With this instrument, Navy scientists will be able to expand the exploration of the universe to galaxies and radio sources billions of light years away. Some of the work will be basic research to add to our store of knowledge for the Navy of the future. Some of the work will involve advanced research in communications and navigation. As a bonus, the “big dish” can track deep space probes to much greater distances than is possible with present equipment.
The Navy has already reaped rewards for its early investment in radio astronomy research. In the past, surface navigation has mainly relied on the optical sextant which can be used only when celestial bodies are clearly visible. Radio sextants can be used to obtain a fix 24 hours a day in any type of weather.
Work in the field of radio astronomy has also led to the development of the Navy’s moon relay communications system. With this system, voice transmissions and teletype can be bounced off the moon and sent half way around the world. The moon relay is unaffected by magnetic storms or peculiar ionospheric conditions which may blank out other long range radio systems for several days at a time.

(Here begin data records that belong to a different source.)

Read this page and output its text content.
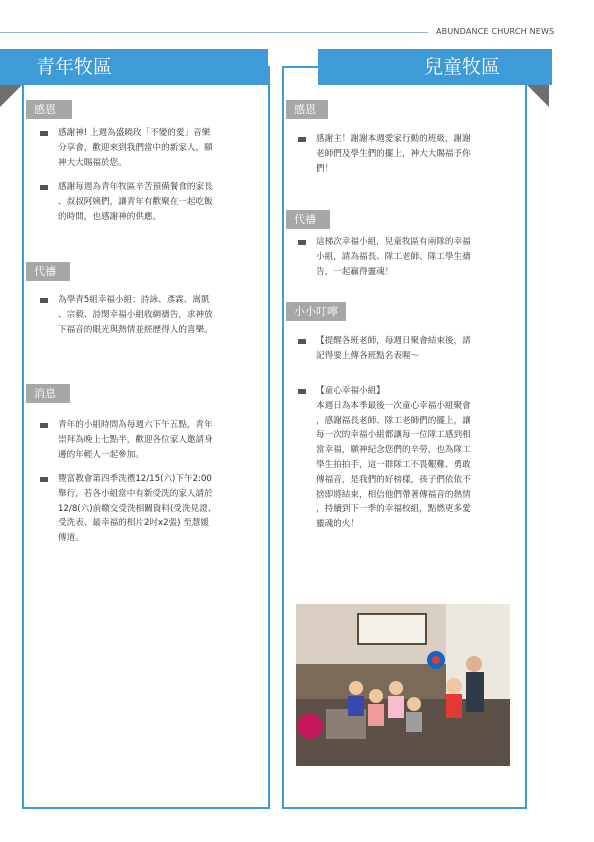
ABUNDANCE CHURCH NEWS
青年牧區	兒童牧區
感恩
感謝神! 上週為盛曉玫「不變的愛」音樂
分享會，歡迎來到我們當中的新家人，願
神大大賜福於您。
感謝每週為青年牧區辛苦預備餐食的家長
、叔叔阿姨們，讓青年有歡聚在一起吃飯
的時間，也感謝神的供應。
代禱
為學青5組幸福小組：詩詠、彥霖、嵩凱
、宗毅、詩閔幸福小組收網禱告，求神放
下福音的眼光與熱情並經歷得人的喜樂。
消息
青年的小組時間為每週六下午五點，青年
崇拜為晚上七點半，歡迎各位家人邀請身
邊的年輕人一起參加。
豐富教會第四季洗禮12/15(六)下午2:00
舉行，若各小組當中有新受洗的家人請於
12/8(六)前繳交受洗相關資料(受洗見證、
受洗表、最幸福的相片2吋x2張) 至慧媛
傳道。
感恩
感謝主！謝謝本週愛家行動的班級，謝謝
老師們及學生們的擺上，神大大賜福予你
們！
代禱
這梯次幸福小組，兒童牧區有兩隊的幸福
小組，請為福長、隊工老師、隊工學生禱
告，一起贏得靈魂！
小小叮嚀
【提醒各班老師，每週日聚會結束後，請
記得要上傳各班點名表喔～
【童心幸福小組】
本週日為本季最後一次童心幸福小組聚會
，感謝福長老師、隊工老師們的擺上，讓
每一次的幸福小組都讓每一位隊工感到相
當幸福，願神紀念您們的辛勞，也為隊工
學生拍拍手，這一群隊工不畏艱難、勇敢
傳福音，是我們的好榜樣，孩子們依依不
捨即將結束，相信他們帶著傳福音的熱情
，持續到下一季的幸福校組，點燃更多愛
靈魂的火！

The Navy should be proud of the foresight shown by its leaders in the past who established the basis for a sound scientific program several generations ago. With the coming of World War I, the Navy was the first to recognize the need for a central research organization. In 1915, the Navy turned to Thomas A. Edison, appointing him Chairman of the Naval Consulting Board. Secretary of the Navy Josephus Daniels told Edison that he wanted to set up a “Department of Invention and Development” which could evaluate ideas from both Service and civilian inventors.
Without waiting for congressional authority or appropriation, the Naval Consulting Board set to work to explore the entire range of scientific and technological problems of interest to the Navy. The list included chemistry, physics, aeronautics, internal combustion engines, electricity, weapons of all types, communications, ship construction, steam engineering, navigation, food, and sanitation. From that program developed one of the greatest sources of Navy strength and capability—the tremendous in-house complex of Navy laboratories.
This capability provides the new ideas, the new equipment and the new systems which enable the Navy and this country to maintain a lead in many important fields of technology. Without attempting to intrude into the domains of academic and industrial research, which have their own significant contributions, the in-house Navy laboratory system assures us that our Navy will always be an effective force employing the most modern and effective weapons, and capable of any action which our nation may require. At the same time, the research and development efforts of the Navy laboratories benefit and promote the national welfare, and lay the building blocks for future peacetime progress.